A United States official, speaking anonymously, says supporting the KLA would undermine Russian-led diplomatic efforts to resolve the crisis now made more difficult by the errant NATO bombing of China's Embassy in Belgrade the night of May 7.

Furthermore, he says, arming the rebels would breach a United Nations arms embargo and could provoke Russia and China, Belgrade's main sympathizers, to supply weapons to Yugoslav President Slobodan Milosevic's regime, inflaming the conflict. "There are several problems and all of them manifest themselves simultaneously," he says.

Some rebels say they are receiving help from other sources, including military trainers and volunteers from the US, Italy, Scandinavia, and Britain. One says a German named Mike, a veteran of nine wars, was badly wounded a day earlier. He also says 14 Islamic fighters - he refers to them as "mujahideen" - had arrived despite the KLA's repeated denials of links to such groups. His claim could not be confirmed.

The absence of direct NATO support has not deterred the KLA in its slow drive to push the corridor into a rebel-held enclave around the village of Junik from base camps some 3,000 feet up in the Northern Albanian Alps.

Commanders claim they are within a half mile of the enclave, where they believe thousands of ethnic Albanian civilians are trapped with little food. A breakthrough would allow them to escape into Albania and permit the resupply of KLA forces holding the pocket. But success is far from certain as the KLA would have to drive through a major concentration of Yugoslav tanks and troops dug in around the town of Batusa, which have so far escaped serious NATO punishment.
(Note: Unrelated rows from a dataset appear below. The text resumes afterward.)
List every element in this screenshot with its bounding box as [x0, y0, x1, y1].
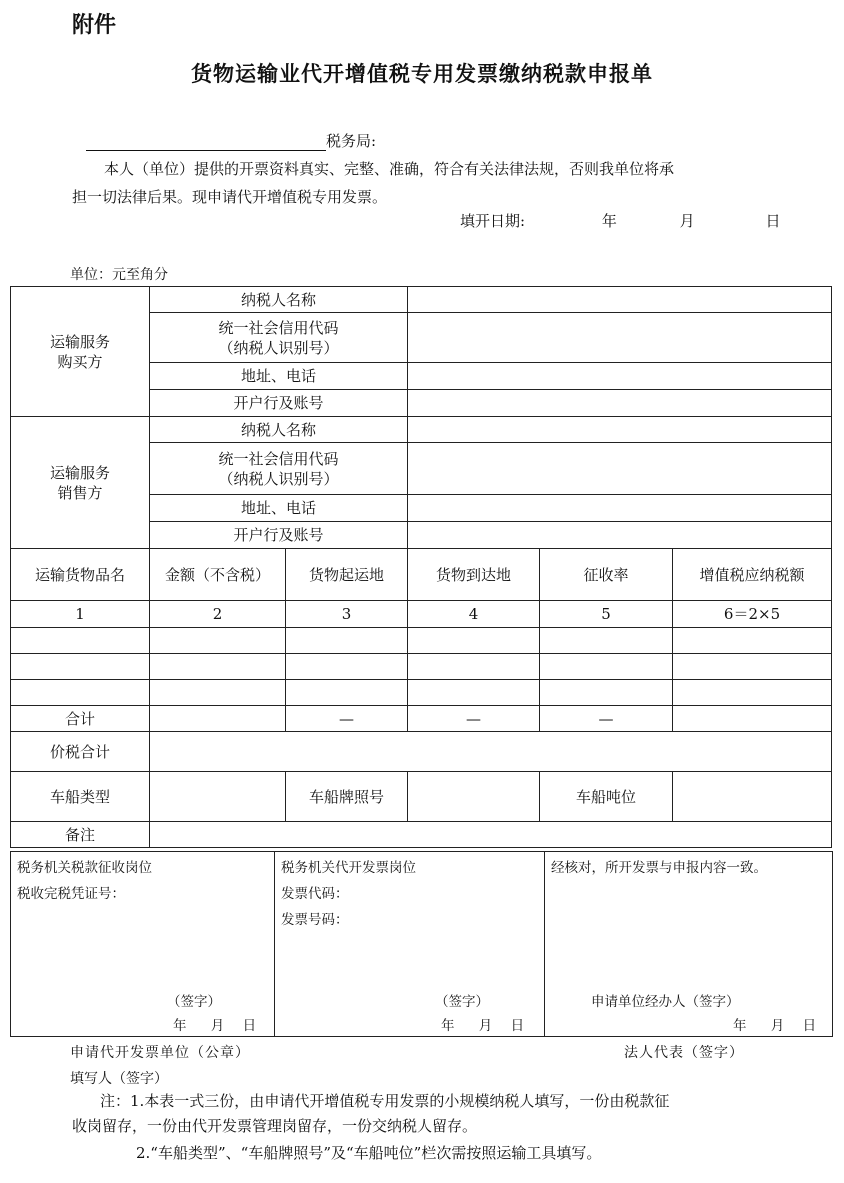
col3-year: 年 [733, 1018, 747, 1034]
applicant-seal: 申请代开发票单位（公章） [70, 1045, 250, 1061]
col2-date [441, 1014, 524, 1034]
note-1-line1: 注：1.本表一式三份，由申请代开增值税专用发票的小规模纳税人填写，一份由税款征 [100, 1092, 670, 1110]
seller-credit-code-l1: 统一社会信用代码 [218, 449, 339, 468]
buyer-credit-code-l1: 统一社会信用代码 [218, 318, 339, 337]
col1-day: 日 [242, 1018, 257, 1034]
buyer-label-l1: 运输服务 [49, 332, 110, 351]
seller-address-label: 地址、电话 [150, 495, 408, 522]
goods-cell[interactable] [408, 680, 540, 706]
goods-header-amount: 金额（不含税） [150, 549, 286, 601]
col3-agent-sign: 申请单位经办人（签字） [591, 994, 740, 1010]
buyer-bank-field[interactable] [408, 390, 832, 417]
goods-col-num: 4 [408, 601, 540, 628]
col2-title: 税务机关代开发票岗位 [281, 860, 416, 876]
buyer-address-field[interactable] [408, 363, 832, 390]
goods-cell[interactable] [408, 654, 540, 680]
price-tax-total-field[interactable] [150, 732, 832, 772]
goods-cell[interactable] [673, 680, 832, 706]
goods-cell[interactable] [286, 628, 408, 654]
seller-credit-code-l2: （纳税人识别号） [218, 469, 339, 488]
tax-collection-post [11, 852, 275, 1037]
tonnage-field[interactable] [673, 772, 832, 822]
goods-cell[interactable] [540, 654, 673, 680]
buyer-label [11, 287, 150, 417]
buyer-credit-code-field[interactable] [408, 313, 832, 363]
col2-month: 月 [478, 1018, 493, 1034]
goods-cell[interactable] [673, 628, 832, 654]
vehicle-type-label: 车船类型 [11, 772, 150, 822]
col3-title: 经核对，所开发票与申报内容一致。 [551, 860, 767, 876]
goods-cell[interactable] [11, 680, 150, 706]
col3-date [733, 1014, 816, 1034]
col2-invoice-no-label: 发票号码： [281, 912, 349, 928]
fill-date [460, 210, 780, 231]
table-row [11, 680, 832, 706]
approval-table [10, 851, 833, 1037]
goods-cell[interactable] [540, 680, 673, 706]
seller-label-l1: 运输服务 [49, 463, 110, 482]
goods-cell[interactable] [11, 654, 150, 680]
goods-header-origin: 货物起运地 [286, 549, 408, 601]
invoice-issuing-post [275, 852, 545, 1037]
plate-no-field[interactable] [408, 772, 540, 822]
goods-cell[interactable] [150, 654, 286, 680]
buyer-name-field[interactable] [408, 287, 832, 313]
remarks-field[interactable] [150, 822, 832, 848]
legal-rep-sign: 法人代表（签字） [624, 1045, 744, 1061]
goods-header-name: 运输货物品名 [11, 549, 150, 601]
vehicle-type-field[interactable] [150, 772, 286, 822]
goods-col-num: 2 [150, 601, 286, 628]
seller-name-field[interactable] [408, 417, 832, 443]
col1-sign: （签字） [167, 994, 221, 1010]
seller-bank-label: 开户行及账号 [150, 522, 408, 549]
seller-label [11, 417, 150, 549]
col2-day: 日 [510, 1018, 525, 1034]
statement [72, 155, 784, 211]
total-origin-dash: — [286, 706, 408, 732]
seller-name-label: 纳税人名称 [150, 417, 408, 443]
tax-bureau-blank [86, 136, 326, 151]
seller-address-field[interactable] [408, 495, 832, 522]
goods-cell[interactable] [408, 628, 540, 654]
col1-title: 税务机关税款征收岗位 [17, 860, 152, 876]
plate-no-label: 车船牌照号 [286, 772, 408, 822]
date-year: 年 [601, 212, 617, 230]
goods-cell[interactable] [286, 654, 408, 680]
filler-sign: 填写人（签字） [70, 1071, 168, 1087]
col3-month: 月 [770, 1018, 785, 1034]
goods-cell[interactable] [150, 680, 286, 706]
seller-label-l2: 销售方 [57, 483, 103, 502]
table-row [11, 654, 832, 680]
date-label: 填开日期: [460, 212, 526, 230]
goods-cell[interactable] [673, 654, 832, 680]
col1-date [173, 1014, 256, 1034]
price-tax-total-label: 价税合计 [11, 732, 150, 772]
goods-cell[interactable] [286, 680, 408, 706]
total-vat-field[interactable] [673, 706, 832, 732]
tonnage-label: 车船吨位 [540, 772, 673, 822]
goods-col-num: 3 [286, 601, 408, 628]
goods-col-num: 5 [540, 601, 673, 628]
col1-year: 年 [173, 1018, 187, 1034]
seller-bank-field[interactable] [408, 522, 832, 549]
goods-cell[interactable] [150, 628, 286, 654]
goods-header-rate: 征收率 [540, 549, 673, 601]
buyer-address-label: 地址、电话 [150, 363, 408, 390]
seller-credit-code-label [150, 443, 408, 495]
buyer-bank-label: 开户行及账号 [150, 390, 408, 417]
declaration-table [10, 286, 832, 848]
statement-line1: 本人（单位）提供的开票资料真实、完整、准确，符合有关法律法规，否则我单位将承 [104, 160, 675, 178]
total-label: 合计 [11, 706, 150, 732]
col2-sign: （签字） [435, 994, 489, 1010]
goods-col-num: 1 [11, 601, 150, 628]
total-amount-field[interactable] [150, 706, 286, 732]
table-row [11, 628, 832, 654]
statement-line2: 担一切法律后果。现申请代开增值税专用发票。 [72, 188, 388, 206]
goods-cell[interactable] [540, 628, 673, 654]
goods-header-vat: 增值税应纳税额 [673, 549, 832, 601]
note-1-line2: 收岗留存，一份由代开发票管理岗留存，一份交纳税人留存。 [72, 1117, 478, 1135]
col1-month: 月 [210, 1018, 225, 1034]
goods-col-num: 6＝2×5 [673, 601, 832, 628]
date-month: 月 [679, 212, 695, 230]
date-day: 日 [765, 212, 781, 230]
buyer-credit-code-l2: （纳税人识别号） [218, 338, 339, 357]
tax-bureau-label: 税务局: [326, 132, 377, 150]
total-rate-dash: — [540, 706, 673, 732]
goods-cell[interactable] [11, 628, 150, 654]
tax-bureau-line [86, 130, 376, 151]
buyer-credit-code-label [150, 313, 408, 363]
attachment-label: 附件 [72, 13, 117, 38]
unit-label: 单位：元至角分 [70, 267, 168, 283]
form-title: 货物运输业代开增值税专用发票缴纳税款申报单 [191, 62, 653, 86]
applicant-confirm [545, 852, 833, 1037]
col2-invoice-code-label: 发票代码： [281, 886, 349, 902]
buyer-label-l2: 购买方 [57, 352, 103, 371]
goods-header-destination: 货物到达地 [408, 549, 540, 601]
buyer-name-label: 纳税人名称 [150, 287, 408, 313]
col1-voucher-label: 税收完税凭证号： [17, 886, 125, 902]
col3-day: 日 [802, 1018, 817, 1034]
note-2: 2.“车船类型”、“车船牌照号”及“车船吨位”栏次需按照运输工具填写。 [136, 1144, 602, 1162]
col2-year: 年 [441, 1018, 455, 1034]
remarks-label: 备注 [11, 822, 150, 848]
total-destination-dash: — [408, 706, 540, 732]
seller-credit-code-field[interactable] [408, 443, 832, 495]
Still, rebels say they have been helped by NATO raids that have destroyed other Yugoslav artillery units or forced them to redeploy away from the border.

"They are hitting places that they [Serbian troops] are using to shoot at us," says Hysan Berisha, a commander of the First "Bashkim Jasiqi" Battalion. "They had to change their artillery positions, and it is harder to hit us."

A Western observer in the region confirms that NATO strikes have greatly reduced cross-border Serbian shelling. He says NATO has hit Yugoslav artillery units at the Morini and Summer border posts and Mt. Planek, and forced them out of Ponosevac. But, while the KLA has capitalized by expanding its grip on high ground along the border, he says it has suffered high casualties.

He also doubts it is strong enough to capture and hold the low ground around Batusa against Serbian armor.

A four-hour tour of KLA base camps on the border and the former Yugoslav Army barracks at Kosara - Koshare in Albanian - confirms how the rebels have consolidated their positions since a visit by the Monitor two weeks ago.

The atmosphere is relaxed despite fighting at the front about six miles away. Rebels clad in an assortment of camouflage uniforms stroll at ease along dirt paths between small encampments and ammunition stores on the forested mountain tops. There are many more of them than there were two weeks ago.

Berisha's men enjoy the sunshine, sitting by several captured Serbian mortars and a heavy machine gun, chatting or listening to Albanian music tapes.

They show no apparent concern as the sounds of machine-gun fire and explosions float up the mountainside. Rambo hones a knife on the bayonet of an AK-47 assault rifle.

After the abortive border-marker ceremony, held next to a demolished Yugoslav watch tower, the visitors spend time talking with Berisha in his command post, a shelter of plastic sheets set amid a grove of trees. A cluster of antipersonnel mines, their fuses removed, sits on a makeshift shelf.

The interview turns to politics. Berisha, a serious man from Pristina, says his unit would still accept a US-authored plan - Milosevic's rejection of which triggered NATO bombing March 24 - that would put Kosovo's status on hold for three years but grant it self-rule under the protection of a NATO-led force. Yet after Serbian ethnic cleansing, he adds, Kosovo must ultimately secede from Yugoslavia. "The perfect solution for us is an independent Kosovo," he says.

The visit ends at the Kosara barracks. In its wood-paneled canteen, Serbian soldiers once ate and relaxed while watching television.

This day, it serves noisy gaggles of KLA fighters a thick stew and hunks of bread.